TPP11、日欧EPAで米国 対日輸出 乳製品 半減を予測 貿易交渉 加速を訴え 酪農輸出団体が分析

 米国抜きの環太平洋連携協定(TPP11)と日本と欧州連合(EU)の経済連携協定(EPA)によって、2027年までに米国乳製品の対日輸出が半減し、最終的に累計54億ドル(約5900億円)の損失が出るとする報告書を米国の酪農団体が公表した。日米貿易協定交渉で他の協定と「同程度」の成果が必要としており、日本市場の開放を目指し焦りを募らせる米国側の姿勢が改めて浮き彫りとなった。

 米国酪農輸出評議会(USDEC)が日欧EPAの発効に合わせ、チーズ、ホエー(乳清)、乳糖、脱脂粉乳の対日輸出の影響について、民間企業に調査を委託した。

 日本は日欧EPAで、EUの輸出意欲が強いソフト系チーズで最大3万1000トン(生乳換算約39万トン)の輸入枠を設定。枠内関税を16年目に撤廃する。チェダー、ゴーダなどのハード系はTPP、日欧EPAとも16年目に関税を撤廃する。

 こうした内容に基づき、米国乳製品の対日輸出は、22年までの5年間で従来の予測よりも9000万ドル(約99億円)、19%落ちると分析した。

 27年までに両協定の参加国に対日輸出の半分を奪われ、累計損失額は13億ドル(約1400億円)と試算。日本の関税削減・撤廃が完了する38年までに同54億ドル(約5900億円)の損失を見込んだ。

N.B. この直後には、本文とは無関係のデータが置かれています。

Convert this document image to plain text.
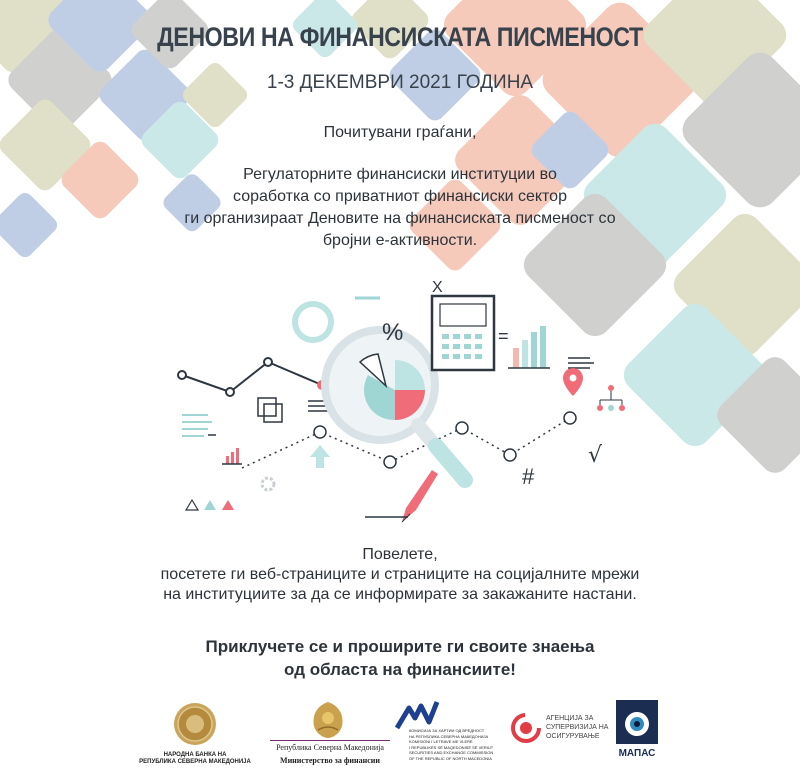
ДЕНОВИ НА ФИНАНСИСКАТА ПИСМЕНОСТ
1-3 ДЕКЕМВРИ 2021 ГОДИНА
Почитувани граѓани,
Регулаторните финансиски институции во
соработка со приватниот финансиски сектор
ги организираат Деновите на финансиската писменост со
бројни е-активности.
%
X
=
√
#
Повелете,
посетете ги веб-страниците и страниците на социјалните мрежи
на институциите за да се информирате за закажаните настани.
Приклучете се и проширите ги своите знаења
од областа на финансиите!
НАРОДНА БАНКА НА
РЕПУБЛИКА СЕВЕРНА МАКЕДОНИЈА
Република Северна Македонија
Министерство за финансии
КОМИСИЈА ЗА ХАРТИИ ОД ВРЕДНОСТ
НА РЕПУБЛИКА СЕВЕРНА МАКЕДОНИЈА
KOMISIONI I LETRAVE ME VLERË
I REPUBLIKËS SË MAQEDONISË SË VERIUT
SECURITIES AND EXCHANGE COMMISSION
OF THE REPUBLIC OF NORTH MACEDONIA
АГЕНЦИЈА ЗА
СУПЕРВИЗИЈА НА
ОСИГУРУВАЊЕ
МАПАС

 最も大きい影響を見込むのがチーズ。人口減の中でも日本の消費量を増えるとみており、魅力的な市場と位置付ける。両協定と同じ条件なら、10年間で対日輸出量を大幅に増やせると推計する。

 ただ、米国はTPPから離脱したため、関税の格差などで競争力低下が進み、10年後には対日輸出が8割減るとした。

 「日本との間に(TPPや日欧EPAと)同等の協定がないままだと、米国は危険なまでに市場シェアを失う」と危機感を示した。一連の分析を踏まえて、「早期に手を打たないと市場での居場所を失う」と、日米交渉加速の必要性を指摘した。